Da alle Welten irgendwie miteinander verbunden waren, konnte es jede andere ebenso treffen, wenn man als Hüter nur einen magischen Fehler in seiner Welt machte. Unbeteiligte Welten konnten dadurch untergehen, was das gesamte Weave, also das Weltennetz, so erschüttern würde. Daraufhin konnte es zu weiteren verhängnisvollen Ereignissen in wieder anderen Welten kommen. Beispiel dafür waren unter anderem die Weltkriege auf der Erde. Irgendwo im Weave war damals etwas schiefgelaufen und die Menschenwelt hatte die Konsequenzen tragen müssen. Deshalb galten für Hüter auch die strengsten Regeln, was das Zaubern betraf. Und wir hatten die strengste Ausbildung, um wirklich jeden Fehler von vornherrein auszumerzen.
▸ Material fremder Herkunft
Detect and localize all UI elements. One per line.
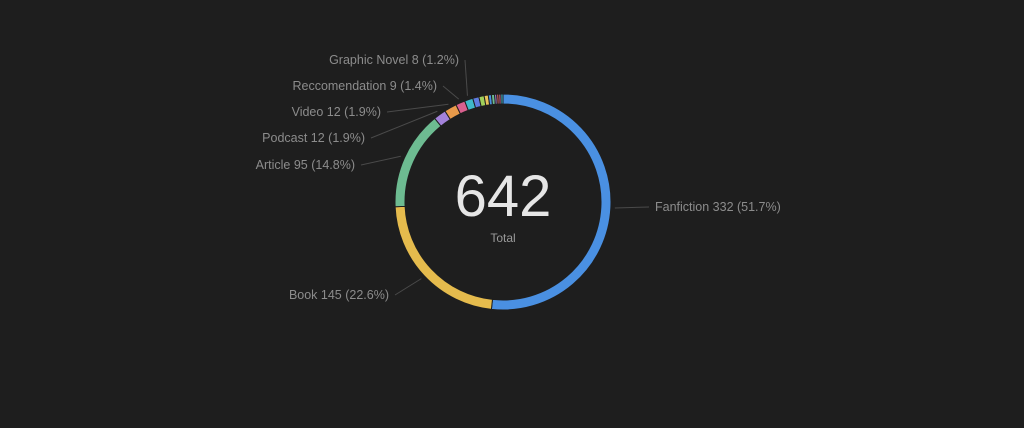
- leader-line-podcast: [370, 110, 438, 139]
- total-value: 642: [455, 164, 552, 229]
- slice-labels-layer: Fanfiction 332 (51.7%) Book 145 (22.6%) Ar…: [256, 53, 781, 302]
- leader-line-video: [386, 103, 449, 113]
- slice-minor-15[interactable]: [500, 93, 504, 105]
- slice-label-graphic-novel: Graphic Novel 8 (1.2%): [329, 53, 459, 67]
- slice-label-book: Book 145 (22.6%): [289, 288, 389, 302]
- leader-line-article: [360, 155, 401, 166]
- slice-article[interactable]: [394, 117, 442, 208]
- slice-label-article: Article 95 (14.8%): [256, 158, 355, 172]
- slice-label-fanfiction: Fanfiction 332 (51.7%): [655, 200, 781, 214]
- leader-line-reccomendation: [442, 85, 460, 100]
- slice-label-video: Video 12 (1.9%): [292, 105, 381, 119]
- total-caption: Total: [490, 231, 515, 245]
- slices-layer: [394, 93, 612, 311]
- leader-line-fanfiction: [614, 206, 650, 209]
- slice-label-reccomendation: Reccomendation 9 (1.4%): [292, 79, 437, 93]
- leader-line-book: [394, 278, 422, 296]
- leader-line-graphic-novel: [464, 59, 468, 96]
- slice-label-podcast: Podcast 12 (1.9%): [262, 131, 365, 145]
- leader-lines-layer: [360, 59, 650, 296]
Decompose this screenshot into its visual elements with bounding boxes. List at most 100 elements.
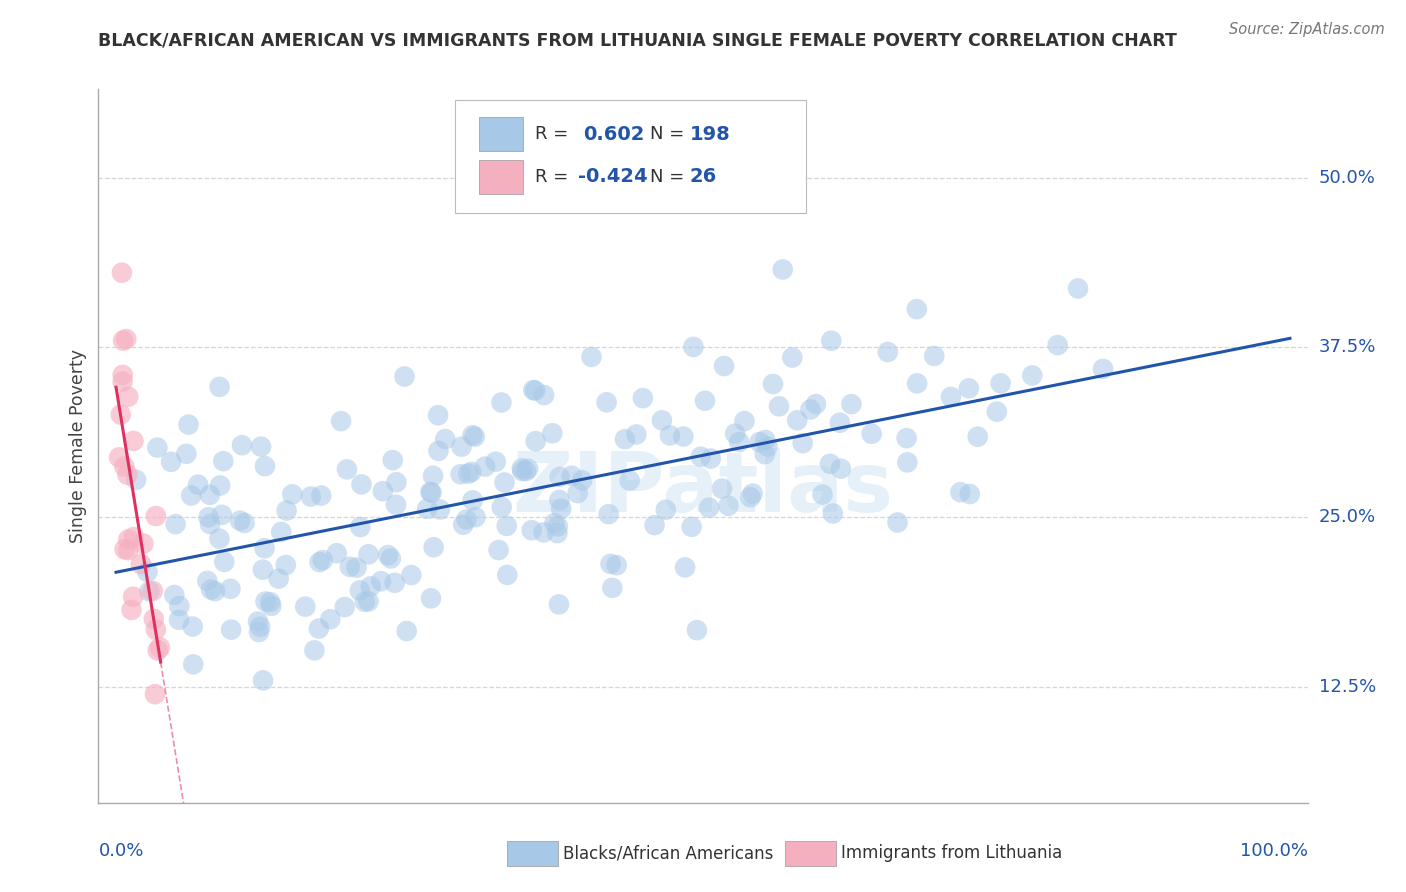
- Point: [522, 383, 544, 397]
- Point: [804, 397, 827, 411]
- Point: [606, 558, 628, 573]
- Point: [548, 598, 571, 612]
- Point: [117, 543, 139, 558]
- Point: [333, 600, 356, 615]
- Point: [450, 440, 472, 454]
- Point: [450, 467, 472, 482]
- Point: [957, 381, 980, 395]
- Text: Source: ZipAtlas.com: Source: ZipAtlas.com: [1229, 22, 1385, 37]
- Point: [160, 455, 183, 469]
- Text: 37.5%: 37.5%: [1319, 338, 1376, 357]
- Point: [208, 532, 231, 546]
- Point: [394, 369, 416, 384]
- Point: [820, 334, 842, 348]
- Point: [619, 474, 641, 488]
- Point: [259, 595, 281, 609]
- Point: [117, 467, 139, 482]
- Point: [246, 615, 269, 629]
- Point: [187, 477, 209, 491]
- Point: [211, 508, 233, 522]
- Point: [260, 599, 283, 613]
- Point: [550, 501, 572, 516]
- Point: [385, 475, 408, 490]
- Point: [595, 395, 617, 409]
- Point: [1092, 362, 1115, 376]
- Point: [165, 517, 187, 532]
- Point: [138, 584, 160, 599]
- Point: [384, 575, 406, 590]
- Point: [658, 428, 681, 442]
- Point: [308, 622, 330, 636]
- Point: [250, 440, 273, 454]
- Point: [464, 510, 486, 524]
- Point: [204, 584, 226, 599]
- Point: [427, 443, 450, 458]
- Point: [176, 447, 198, 461]
- Point: [581, 350, 603, 364]
- Text: 100.0%: 100.0%: [1240, 842, 1308, 860]
- Point: [939, 390, 962, 404]
- Point: [167, 613, 190, 627]
- Point: [357, 594, 380, 608]
- Point: [547, 519, 569, 533]
- Point: [464, 429, 486, 443]
- Point: [422, 468, 444, 483]
- Point: [111, 375, 134, 389]
- Point: [169, 599, 191, 613]
- Point: [180, 489, 202, 503]
- Y-axis label: Single Female Poverty: Single Female Poverty: [69, 349, 87, 543]
- Point: [541, 426, 564, 441]
- Point: [818, 457, 841, 471]
- Text: 26: 26: [690, 168, 717, 186]
- Point: [114, 542, 136, 557]
- Point: [524, 384, 547, 398]
- Point: [681, 520, 703, 534]
- Point: [370, 574, 392, 589]
- Point: [177, 417, 200, 432]
- Point: [360, 579, 382, 593]
- Point: [136, 565, 159, 579]
- Point: [821, 507, 844, 521]
- Point: [602, 581, 624, 595]
- Point: [689, 450, 711, 464]
- Point: [567, 486, 589, 500]
- Point: [254, 594, 277, 608]
- Text: R =: R =: [534, 125, 574, 143]
- Point: [713, 359, 735, 373]
- Point: [515, 464, 537, 478]
- Point: [543, 516, 565, 530]
- Text: 25.0%: 25.0%: [1319, 508, 1376, 526]
- Point: [599, 557, 621, 571]
- Point: [496, 568, 519, 582]
- Point: [142, 584, 165, 599]
- Point: [142, 612, 165, 626]
- Point: [673, 560, 696, 574]
- Point: [197, 510, 219, 524]
- Point: [200, 582, 222, 597]
- Point: [346, 560, 368, 574]
- Point: [631, 391, 654, 405]
- Point: [146, 441, 169, 455]
- Point: [717, 499, 740, 513]
- Text: BLACK/AFRICAN AMERICAN VS IMMIGRANTS FROM LITHUANIA SINGLE FEMALE POVERTY CORREL: BLACK/AFRICAN AMERICAN VS IMMIGRANTS FRO…: [98, 31, 1177, 49]
- Point: [122, 590, 145, 604]
- Point: [461, 493, 484, 508]
- Point: [896, 455, 918, 469]
- Text: 0.0%: 0.0%: [98, 842, 143, 860]
- Point: [651, 413, 673, 427]
- Point: [209, 478, 232, 492]
- Point: [304, 643, 326, 657]
- Point: [1046, 338, 1069, 352]
- Point: [121, 603, 143, 617]
- Point: [768, 399, 790, 413]
- Point: [146, 643, 169, 657]
- Point: [181, 657, 204, 672]
- Point: [966, 430, 988, 444]
- Point: [922, 349, 945, 363]
- FancyBboxPatch shape: [785, 840, 837, 866]
- Point: [143, 687, 166, 701]
- Point: [371, 484, 394, 499]
- Point: [111, 368, 134, 382]
- Text: Blacks/African Americans: Blacks/African Americans: [562, 845, 773, 863]
- Point: [959, 487, 981, 501]
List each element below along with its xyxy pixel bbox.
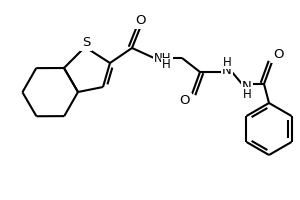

Meine Begabung im Zeichen half mir aber enorm beim Studium der Magie. Wenn ich malte, waren die Resultate so lebhaft, dass man meinen konnte, es wären Momentaufnahmen aus einem Film. Zu Anfang meiner Ausbildung hatte ich trotzdem Schwierigkeiten gehabt, sie auch dreidimensional aussehen zu lassen. Zum Glück hatte ich das mittlerweile ganz gut im Griff. Es war eben ein Unterschied zwischen etwas aus dem Kopf auf die Leinwand bringen und etwas aus dem Kopf wirklich real werden lassen .
Noch mal ließ ich die Funken tanzen und mischte etwas mehr Türkis hinein. Ein kleines Feuerwerk entstand knapp über meiner Handfläche und ein Lächeln stahl sich in meine Mundwinkel.
„Sehr schön“, drang Deakens Stimme an mein Ohr und schlagartig war meine Konzentration dahin.